This talk is run by The Institute for New Economic Thinking at the Oxford Martin School
Speaker: Max Roser
OurWorldInData – An INET based online publication presenting empirical evidence on how the world is changing over the long run. How to make use of today’s technology to present research?
Come along if you're interested in answers to either of these two questions:
1 – How did living conditions change around the world over the course of the last decades and centuries?
2 – How can we use the technological possibilities of the 21st century to present research?
What will the seminar be about?
David Hendry and Max Roser received a grant from the Nuffield Foundation in London that will allow them to expand the web publication OurWorldInData.org over the coming months. They've hired research assistantsto work on both the content and the web framework of the publication.

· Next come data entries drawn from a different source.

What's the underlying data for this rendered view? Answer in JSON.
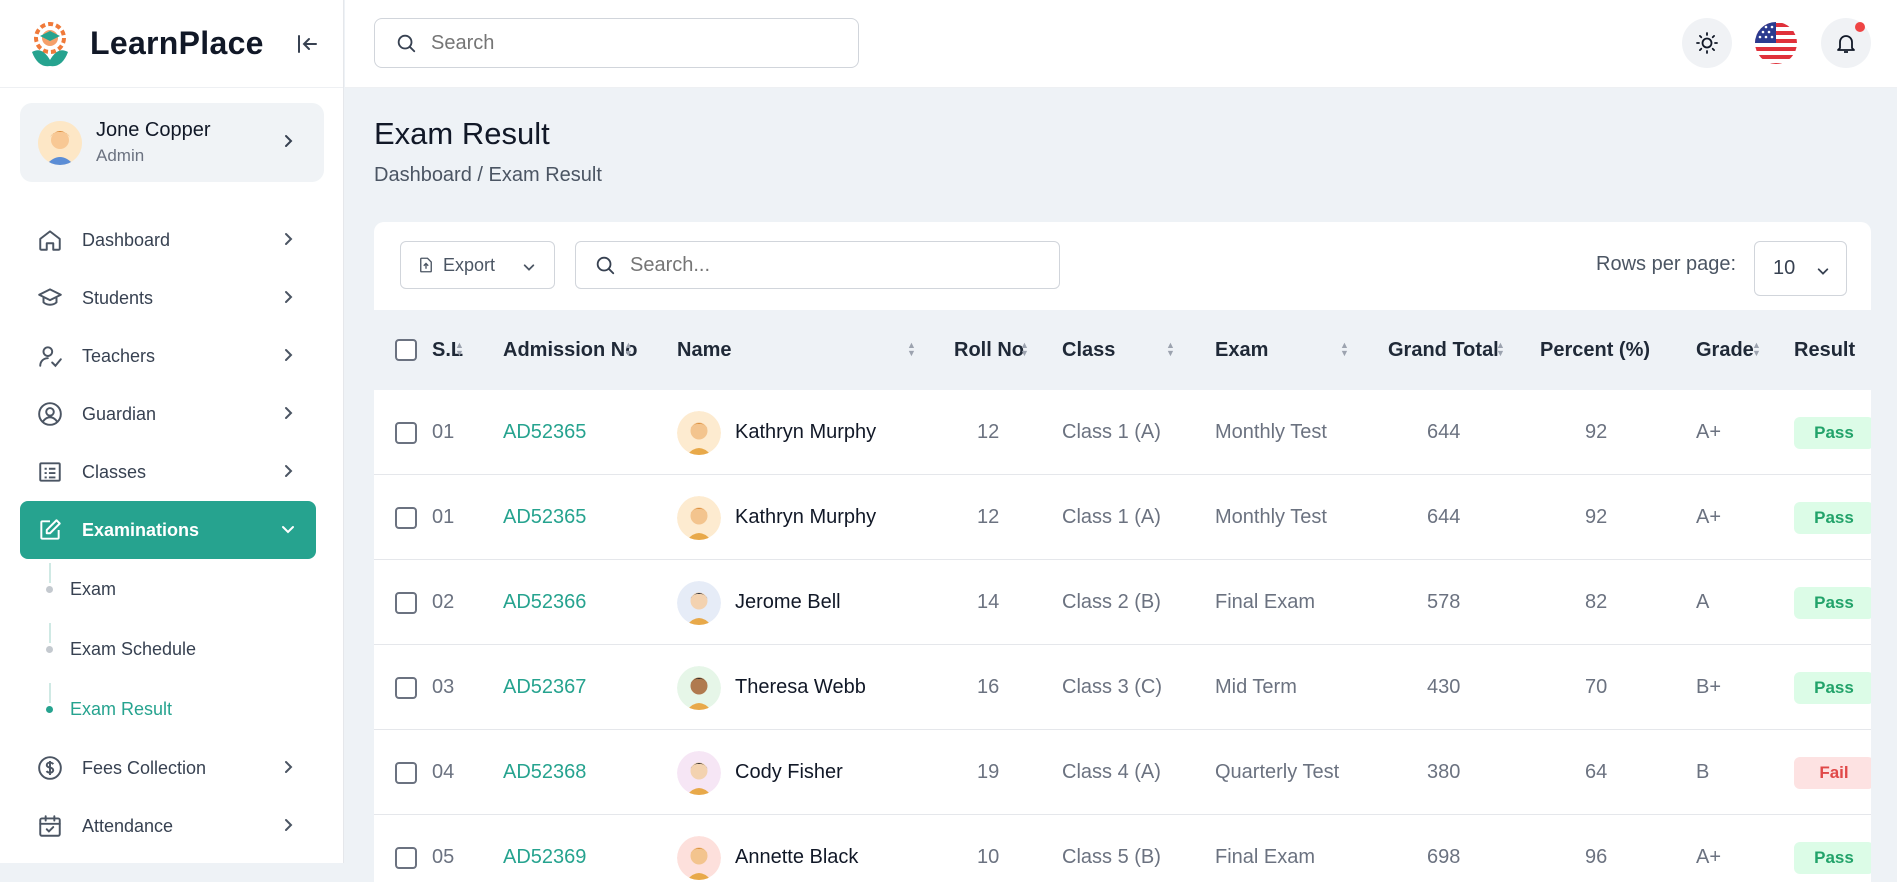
{
  "app": {
    "name": "LearnPlace"
  },
  "user": {
    "name": "Jone Copper",
    "role": "Admin"
  },
  "sidebar": {
    "items": [
      {
        "label": "Dashboard",
        "icon": "home-icon"
      },
      {
        "label": "Students",
        "icon": "graduation-cap-icon"
      },
      {
        "label": "Teachers",
        "icon": "user-check-icon"
      },
      {
        "label": "Guardian",
        "icon": "user-circle-icon"
      },
      {
        "label": "Classes",
        "icon": "list-icon"
      },
      {
        "label": "Examinations",
        "icon": "edit-icon"
      }
    ],
    "sub_items": [
      {
        "label": "Exam"
      },
      {
        "label": "Exam Schedule"
      },
      {
        "label": "Exam Result"
      }
    ],
    "items_after": [
      {
        "label": "Fees Collection",
        "icon": "dollar-circle-icon"
      },
      {
        "label": "Attendance",
        "icon": "calendar-check-icon"
      }
    ]
  },
  "topbar": {
    "search_placeholder": "Search"
  },
  "page": {
    "title": "Exam Result",
    "breadcrumb": "Dashboard / Exam Result"
  },
  "toolbar": {
    "export_label": "Export",
    "search_placeholder": "Search...",
    "rows_per_page_label": "Rows per page:",
    "rows_per_page_value": "10"
  },
  "table": {
    "columns": [
      "S.L",
      "Admission No",
      "Name",
      "Roll No",
      "Class",
      "Exam",
      "Grand Total",
      "Percent (%)",
      "Grade",
      "Result"
    ],
    "rows": [
      {
        "sl": "01",
        "admission": "AD52365",
        "name": "Kathryn Murphy",
        "roll": "12",
        "class": "Class 1 (A)",
        "exam": "Monthly Test",
        "total": "644",
        "percent": "92",
        "grade": "A+",
        "result": "Pass"
      },
      {
        "sl": "01",
        "admission": "AD52365",
        "name": "Kathryn Murphy",
        "roll": "12",
        "class": "Class 1 (A)",
        "exam": "Monthly Test",
        "total": "644",
        "percent": "92",
        "grade": "A+",
        "result": "Pass"
      },
      {
        "sl": "02",
        "admission": "AD52366",
        "name": "Jerome Bell",
        "roll": "14",
        "class": "Class 2 (B)",
        "exam": "Final Exam",
        "total": "578",
        "percent": "82",
        "grade": "A",
        "result": "Pass"
      },
      {
        "sl": "03",
        "admission": "AD52367",
        "name": "Theresa Webb",
        "roll": "16",
        "class": "Class 3 (C)",
        "exam": "Mid Term",
        "total": "430",
        "percent": "70",
        "grade": "B+",
        "result": "Pass"
      },
      {
        "sl": "04",
        "admission": "AD52368",
        "name": "Cody Fisher",
        "roll": "19",
        "class": "Class 4 (A)",
        "exam": "Quarterly Test",
        "total": "380",
        "percent": "64",
        "grade": "B",
        "result": "Fail"
      },
      {
        "sl": "05",
        "admission": "AD52369",
        "name": "Annette Black",
        "roll": "10",
        "class": "Class 5 (B)",
        "exam": "Final Exam",
        "total": "698",
        "percent": "96",
        "grade": "A+",
        "result": "Pass"
      }
    ]
  },
  "colors": {
    "accent": "#26a38f",
    "pass": "#22a36a",
    "fail": "#e04848",
    "notification": "#ef4444"
  }
}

In the seminar Max would like to discuss with you the ideas for expanding the web publication. He would like to show the current state of the project and present some of the content of the online publication – he’ll present some visualisations to show how poverty, violence and war, political freedom, health, food provision, and education have changed over the last centuries.

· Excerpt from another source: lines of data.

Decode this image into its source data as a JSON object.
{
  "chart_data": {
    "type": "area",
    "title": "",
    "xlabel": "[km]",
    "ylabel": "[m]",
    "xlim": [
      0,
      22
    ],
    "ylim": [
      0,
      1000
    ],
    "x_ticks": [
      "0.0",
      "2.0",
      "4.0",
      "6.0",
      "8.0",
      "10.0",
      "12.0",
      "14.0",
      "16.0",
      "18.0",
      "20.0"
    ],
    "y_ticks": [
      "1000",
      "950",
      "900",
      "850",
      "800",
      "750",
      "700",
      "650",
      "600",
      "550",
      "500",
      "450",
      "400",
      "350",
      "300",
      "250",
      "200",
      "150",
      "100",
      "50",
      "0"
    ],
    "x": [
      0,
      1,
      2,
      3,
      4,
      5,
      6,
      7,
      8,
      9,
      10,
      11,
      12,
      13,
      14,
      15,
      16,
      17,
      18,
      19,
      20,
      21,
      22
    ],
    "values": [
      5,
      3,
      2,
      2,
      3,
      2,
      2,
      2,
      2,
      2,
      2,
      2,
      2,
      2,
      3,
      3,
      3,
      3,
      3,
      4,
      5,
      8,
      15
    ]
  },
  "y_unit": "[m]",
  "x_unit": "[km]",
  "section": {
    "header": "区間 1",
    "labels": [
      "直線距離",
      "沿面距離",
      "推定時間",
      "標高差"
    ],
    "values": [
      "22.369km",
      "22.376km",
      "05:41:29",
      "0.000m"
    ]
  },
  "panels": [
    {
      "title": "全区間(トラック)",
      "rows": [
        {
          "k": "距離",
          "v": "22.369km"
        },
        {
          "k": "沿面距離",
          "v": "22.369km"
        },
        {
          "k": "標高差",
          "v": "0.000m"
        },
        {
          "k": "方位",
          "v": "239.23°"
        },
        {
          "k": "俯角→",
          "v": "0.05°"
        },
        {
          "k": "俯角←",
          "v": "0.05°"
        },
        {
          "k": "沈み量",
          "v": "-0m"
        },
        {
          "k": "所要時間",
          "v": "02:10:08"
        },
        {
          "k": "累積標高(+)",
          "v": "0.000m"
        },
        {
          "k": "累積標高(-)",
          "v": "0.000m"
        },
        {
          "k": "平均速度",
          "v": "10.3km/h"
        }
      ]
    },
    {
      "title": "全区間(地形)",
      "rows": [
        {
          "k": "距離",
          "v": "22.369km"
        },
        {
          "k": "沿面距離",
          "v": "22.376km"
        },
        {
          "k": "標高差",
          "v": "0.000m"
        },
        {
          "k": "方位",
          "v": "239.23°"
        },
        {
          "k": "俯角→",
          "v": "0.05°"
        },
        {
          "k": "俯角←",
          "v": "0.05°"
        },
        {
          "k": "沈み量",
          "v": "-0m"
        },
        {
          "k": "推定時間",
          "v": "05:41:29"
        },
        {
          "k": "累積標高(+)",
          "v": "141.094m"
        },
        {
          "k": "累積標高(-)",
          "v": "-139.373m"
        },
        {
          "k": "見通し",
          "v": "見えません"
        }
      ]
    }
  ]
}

Then he will go on to present the ideas for the future of this web publication and is very interested in your ideas for how to present research today. Much of the current way of presenting our research would have been possible on the day after Gutenberg invented his printing press; how should we change our way of publishing research with the possibilities that the internet offers?
What is OurWorldInData
OurWorldinData.org is a web publication that tells the social, economic, and environmental history of our world up to the present day – based on empirical data and visualized in interactive graphs and maps. The web publication shows how living standards around the world have changed and covers a wide range of topics: Trends in health, food provision, the growth and distribution of incomes, violence, rights, wars, energy use, education, environmental changes and many other aspects are empirically analysed and visualized in this freely available web publication.
For each topic the quality of the data is discussed and, by pointing the visitor to the sources, this website is also a database of databases and can serve as a starting point for your own empirical research. Covering all of these aspects in one resource makes it possible to understand how the observed long-run trends are interlinked.